I have the following 2 definitions of a Markov chain but I can't see how they are equivalent.
i) Let $X_i$ be a sequence of random variables taking values in a measurable state space $(S,A)$. This process is a discrete Markov chain iff $P(X_{n+1}\in B|\sigma(X_0,X_1,..,X_n))=P(X_{n+1}\in B|\sigma(X_n))$. I'm assuming that $$P(X_{n+1}\in B|\sigma(X_0,X_1,..,X_n))=E[1_{\{X_{n+1}\in B\}}|\sigma(X_0,X_1,..,X_n)]$$
i.e. the conditional expectation of $1_{\{X_{n+1}\in B\}}$ given $\sigma(X_0,X_1,..,X_n)$
ii) The other definition states that $P(X_{n+1}= s|X_0=x_0,X_1=x_1,..,X_n=x_n)=P(X_{n+1}= s|X_n=x_n)$ for all $s,x_0,x_1,x_2,..\in S$. Here, I suppose $$P(X_{n+1}= s|X_0=x_0,X_1=x_1,..,X_n=x_n)=\frac{P(X_{n+1}= s,X_0=x_0,X_1=x_1,..,X_n=x_n)}{P(X_0=x_0,X_1=x_1,..,X_n=x_n)}$$
How are these 2 definitions equivalent?
Edit:
From the following link: https://en.wikipedia.org/wiki/Markov_property it seems to be the case that they are not equivalent. However, if $S$ is a discrete set with the discrete $\sigma$-algebra then they are equivalent.
In this case the following link provides an explanation: Why are these two definitions of Markov property equivalent?
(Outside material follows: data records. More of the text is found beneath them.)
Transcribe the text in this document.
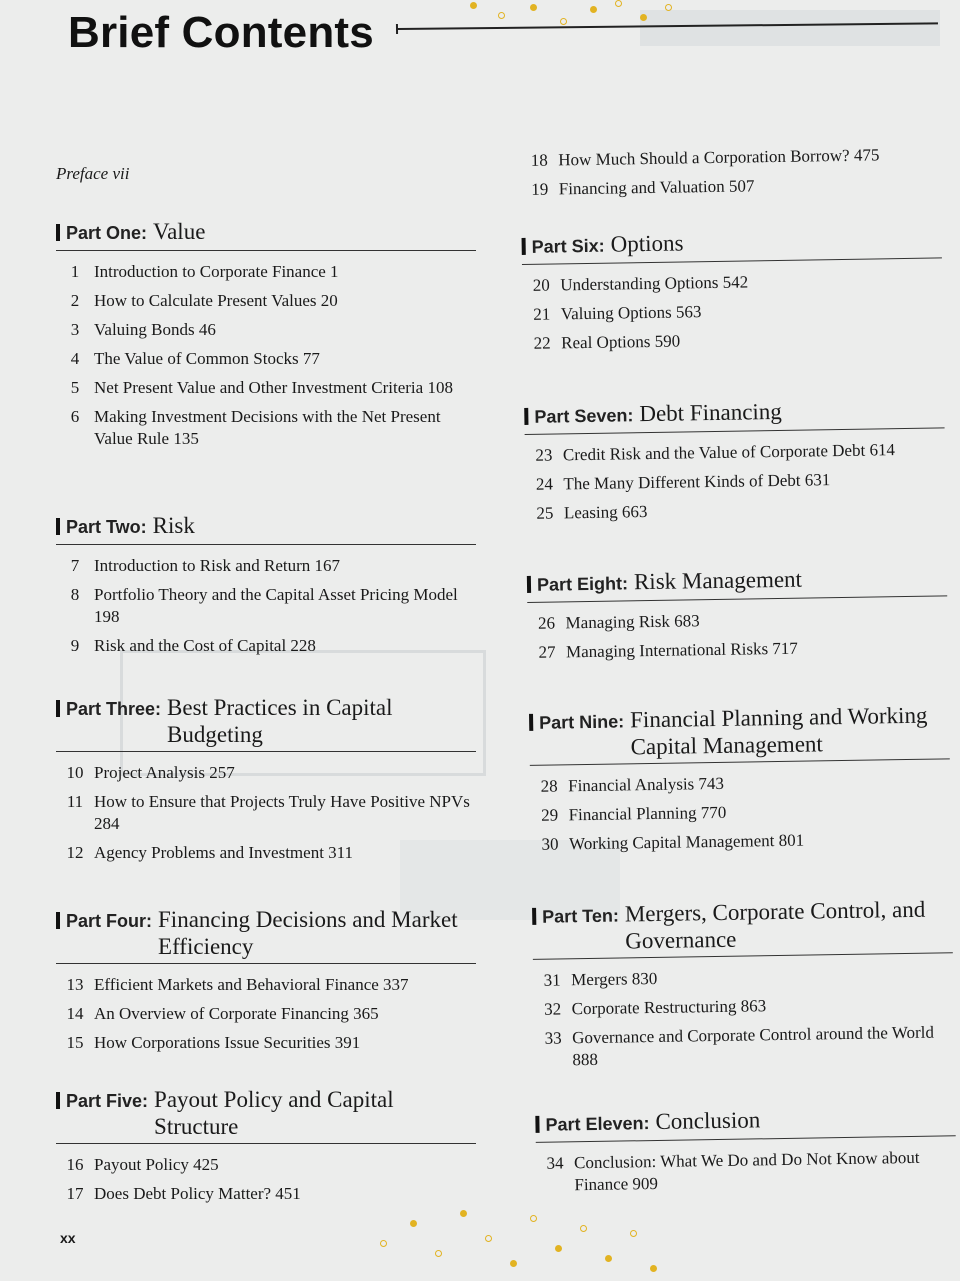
Brief Contents
Preface vii
Part One: Value
1 Introduction to Corporate Finance 1
2 How to Calculate Present Values 20
3 Valuing Bonds 46
4 The Value of Common Stocks 77
5 Net Present Value and Other Investment Criteria 108
6 Making Investment Decisions with the Net Present Value Rule 135
Part Two: Risk
7 Introduction to Risk and Return 167
8 Portfolio Theory and the Capital Asset Pricing Model 198
9 Risk and the Cost of Capital 228
Part Three: Best Practices in Capital Budgeting
10 Project Analysis 257
11 How to Ensure that Projects Truly Have Positive NPVs 284
12 Agency Problems and Investment 311
Part Four: Financing Decisions and Market Efficiency
13 Efficient Markets and Behavioral Finance 337
14 An Overview of Corporate Financing 365
15 How Corporations Issue Securities 391
Part Five: Payout Policy and Capital Structure
16 Payout Policy 425
17 Does Debt Policy Matter? 451
18 How Much Should a Corporation Borrow? 475
19 Financing and Valuation 507
Part Six: Options
20 Understanding Options 542
21 Valuing Options 563
22 Real Options 590
Part Seven: Debt Financing
23 Credit Risk and the Value of Corporate Debt 614
24 The Many Different Kinds of Debt 631
25 Leasing 663
Part Eight: Risk Management
26 Managing Risk 683
27 Managing International Risks 717
Part Nine: Financial Planning and Working Capital Management
28 Financial Analysis 743
29 Financial Planning 770
30 Working Capital Management 801
Part Ten: Mergers, Corporate Control, and Governance
31 Mergers 830
32 Corporate Restructuring 863
33 Governance and Corporate Control around the World 888
Part Eleven: Conclusion
34 Conclusion: What We Do and Do Not Know about Finance 909
xx
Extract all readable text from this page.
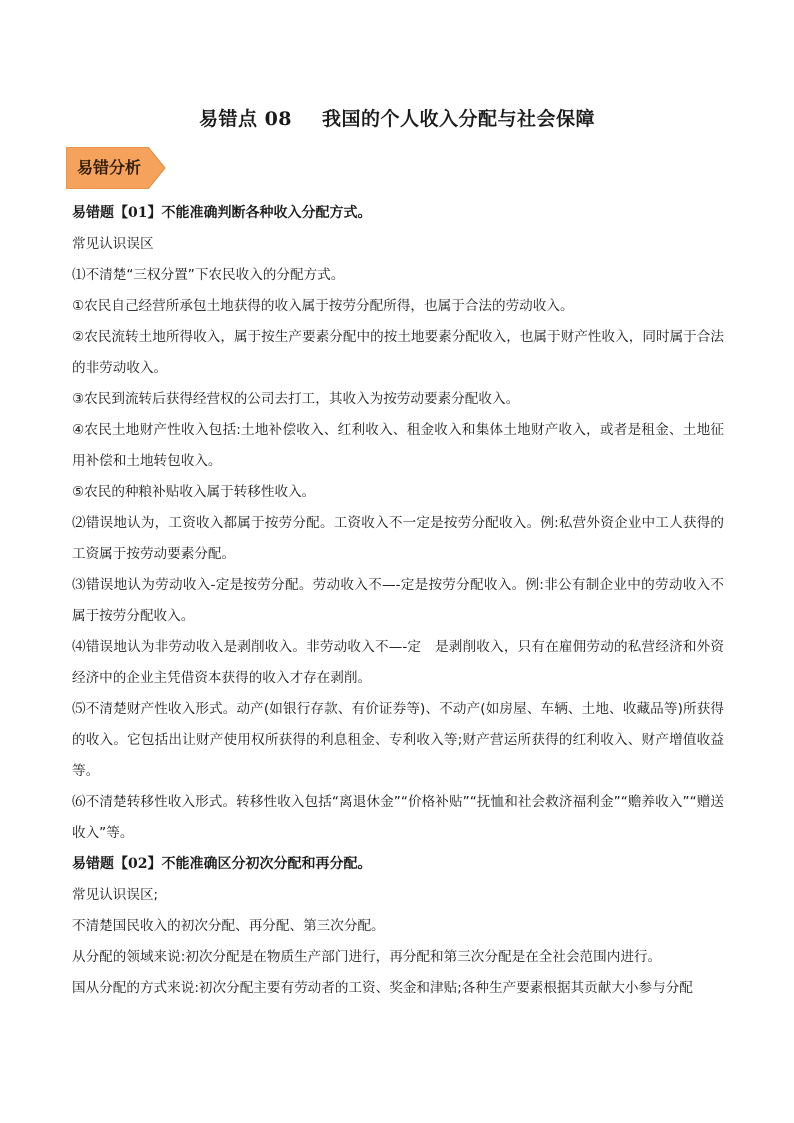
易错点 08 我国的个人收入分配与社会保障
易错分析

易错题【01】不能准确判断各种收入分配方式。

常见认识误区

⑴不清楚“三权分置”下农民收入的分配方式。

①农民自己经营所承包土地获得的收入属于按劳分配所得，也属于合法的劳动收入。

②农民流转土地所得收入，属于按生产要素分配中的按土地要素分配收入，也属于财产性收入，同时属于合法的非劳动收入。

③农民到流转后获得经营权的公司去打工，其收入为按劳动要素分配收入。

④农民土地财产性收入包括:土地补偿收入、红利收入、租金收入和集体土地财产收入，或者是租金、土地征用补偿和土地转包收入。

⑤农民的种粮补贴收入属于转移性收入。

⑵错误地认为，工资收入都属于按劳分配。工资收入不一定是按劳分配收入。例:私营外资企业中工人获得的工资属于按劳动要素分配。

⑶错误地认为劳动收入-定是按劳分配。劳动收入不—-定是按劳分配收入。例:非公有制企业中的劳动收入不属于按劳分配收入。

⑷错误地认为非劳动收入是剥削收入。非劳动收入不—-定　是剥削收入，只有在雇佣劳动的私营经济和外资经济中的企业主凭借资本获得的收入才存在剥削。

⑸不清楚财产性收入形式。动产(如银行存款、有价证券等)、不动产(如房屋、车辆、土地、收藏品等)所获得的收入。它包括出让财产使用权所获得的利息租金、专利收入等;财产营运所获得的红利收入、财产增值收益等。

⑹不清楚转移性收入形式。转移性收入包括“离退休金”“价格补贴”“抚恤和社会救济福利金”“赡养收入”“赠送收入”等。

易错题【02】不能准确区分初次分配和再分配。

常见认识误区;

不清楚国民收入的初次分配、再分配、第三次分配。

从分配的领域来说:初次分配是在物质生产部门进行，再分配和第三次分配是在全社会范围内进行。

国从分配的方式来说:初次分配主要有劳动者的工资、奖金和津贴;各种生产要素根据其贡献大小参与分配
The definitions will be equivalent IF all these random variables are discreet (i.e. their ranges are countable). The $\sigma$-algebra $\sigma(X_1,\ldots, X_n)$ is then generated by the events $\{X_i=x_i\}$.
If $X_{n+1}$ is not discreet, then $P(X_{n+1}=x_{n+1} \mid \ldots)$ could be identically zero, so it's not clear what the second definition means in that case. The first one, however, is universal.
Conditioning on the event $\{X_1=x_1,\ldots, X_n=x_n\}$ is rather problematic when the random variables involved are continuous.